The culpability of the West – namely the United States
– for world affairs, such as the Ukrainian conflict or tensions with Iran, is
another idea that is not permissible in leading American media, Chomsky said,
adding that world opinion does not matter when that opinion counters US
strategy.
“The West means the United States and everyone else that goes along,”
he said. “What’s called the international community in the United States is
the United States and anyone who happens to be going along with it. Take, say,
for example, the question of Iran’s right to carry out its current nuclear
policies, whatever they are. The standard line is that the international
community objects to this. Who is the international community?
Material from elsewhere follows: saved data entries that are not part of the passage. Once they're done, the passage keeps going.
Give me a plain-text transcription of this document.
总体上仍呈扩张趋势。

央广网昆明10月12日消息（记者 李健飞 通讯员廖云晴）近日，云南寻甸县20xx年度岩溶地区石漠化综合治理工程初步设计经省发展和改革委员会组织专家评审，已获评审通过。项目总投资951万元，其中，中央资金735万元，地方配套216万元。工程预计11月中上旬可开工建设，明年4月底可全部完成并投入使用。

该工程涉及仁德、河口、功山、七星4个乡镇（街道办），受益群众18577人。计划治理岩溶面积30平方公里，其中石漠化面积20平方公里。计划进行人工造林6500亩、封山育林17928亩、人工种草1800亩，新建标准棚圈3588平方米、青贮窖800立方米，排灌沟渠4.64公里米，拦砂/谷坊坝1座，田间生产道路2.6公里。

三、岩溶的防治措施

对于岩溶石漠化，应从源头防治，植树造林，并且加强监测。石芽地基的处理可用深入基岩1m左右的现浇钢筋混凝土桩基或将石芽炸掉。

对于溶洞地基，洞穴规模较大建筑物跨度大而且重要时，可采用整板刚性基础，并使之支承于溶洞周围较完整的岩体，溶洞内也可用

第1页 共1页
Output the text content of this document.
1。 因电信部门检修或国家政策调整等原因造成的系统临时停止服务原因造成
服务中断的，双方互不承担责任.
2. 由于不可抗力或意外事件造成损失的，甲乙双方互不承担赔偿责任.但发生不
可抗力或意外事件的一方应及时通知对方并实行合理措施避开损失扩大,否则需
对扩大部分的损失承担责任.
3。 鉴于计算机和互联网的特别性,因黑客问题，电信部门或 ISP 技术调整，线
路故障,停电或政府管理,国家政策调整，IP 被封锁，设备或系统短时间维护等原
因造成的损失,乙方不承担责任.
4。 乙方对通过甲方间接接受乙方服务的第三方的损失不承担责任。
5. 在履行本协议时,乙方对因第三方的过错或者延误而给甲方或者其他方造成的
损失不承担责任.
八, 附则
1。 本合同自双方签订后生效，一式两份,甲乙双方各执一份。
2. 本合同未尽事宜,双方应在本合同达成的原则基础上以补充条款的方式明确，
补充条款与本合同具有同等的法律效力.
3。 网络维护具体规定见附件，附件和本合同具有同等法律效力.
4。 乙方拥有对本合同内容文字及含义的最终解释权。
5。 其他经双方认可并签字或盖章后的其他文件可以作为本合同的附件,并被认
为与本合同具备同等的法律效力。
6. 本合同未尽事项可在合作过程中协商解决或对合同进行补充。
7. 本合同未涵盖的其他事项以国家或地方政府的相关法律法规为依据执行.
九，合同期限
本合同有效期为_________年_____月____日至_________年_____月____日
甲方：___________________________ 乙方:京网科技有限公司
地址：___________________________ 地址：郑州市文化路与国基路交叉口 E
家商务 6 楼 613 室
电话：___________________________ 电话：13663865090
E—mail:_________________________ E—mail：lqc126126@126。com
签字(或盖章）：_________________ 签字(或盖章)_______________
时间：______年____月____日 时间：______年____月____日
What the United
States determines it to be.”
He added that, “any reader of [George] Orwell would be perfectly familiar
with this. But it continues virtually without comment.”
Chomsky’s remarks came this week just before a congressional hearing that was
officially titled ‘Confronting Russia’s Weaponization of Information.’ Of the
meeting, House Foreign Affairs Committee chair Ed Royce said, “The Russian
media is now dividing societies abroad and, in fact, weaponizing information.”
The social philosopher and MIT professor said, “if there were any
imaginable possibility of honesty,” Rep. Royce could be talking about the
American media. He pointed to a recent New York Times story that discussed
reasons not to trust Iran amid the
tentative agreement between Tehran and Washington, along with other major
global powers, over the former’s nuclear ambitions.
“The most interesting one is the charge that Iran is destabilizing the
Middle East because it’s supporting militias which have killed American soldiers
in Iraq,” Chomsky told RT’s Alexey Yaroshevsky.
“That’s kind of as if, in 1943, the Nazi press had criticized England
because it was destabilizing Europe for supporting partisans who were killing
German soldiers. In other words, the assumption is, when the United States
invades, it kills a couple hundred thousand people, destroys the country,
elicits sectarian conflicts that are now tearing Iraq and the region apart,
that’s stabilization. If someone resists that tact, that’s destabilization.”
Chomsky also related American media propaganda to
recent moves by
US President Barack Obama to reach out to Cuba, which the US has long considered
a state sponsor of terror while instituting a harsh embargo regime. Chomsky said
top American media outlets go to great lengths to pit Cuba -- and not the US --
as the isolated party in the Western Hemisphere.
“The facts are very clear. This is a free and open society, so we have
access to internal documents at an extraordinary level. You can’t claim you
don’t know. It’s not like a totalitarian state where there are no records. We
know what happened. The Kennedy administration launched a very serious terrorist
war against Cuba. It was one of the factors that led to the missile crisis. It
was a war that was planned to lead to an invasion in October 1962, which Cuba
and Russia presumably knew about. It’s now assumed by scholarship that that’s
one of the reasons for the placement of the missiles. That war went on for
years. No mention of it is permissible [in the US]. The only thing you can
mention is that there were some attempts to assassinate [Fidel] Castro. And
those can be written off as ridiculous CIA shenanigans. But the terrorist war
itself was very serious.”
Obama has changed course on Cuban policy not for reasons pursuant to freedom
or democracy, as is peddled in the US media, Chomsky said.
“There is no noble gesture, just Obama’s recognition that the United
States is practically being thrown out of the hemisphere because of its
isolation on this topic,” he added. “But you can’t discuss that [in the
US]. It’s all public information, nothing secret, all available in public
documents, but undiscussable. Like the idea -- and you can’t contemplate the
idea -- that when the US invades another country and the other resists, it’s not
the resistors who are committing the crime, it’s the invaders.”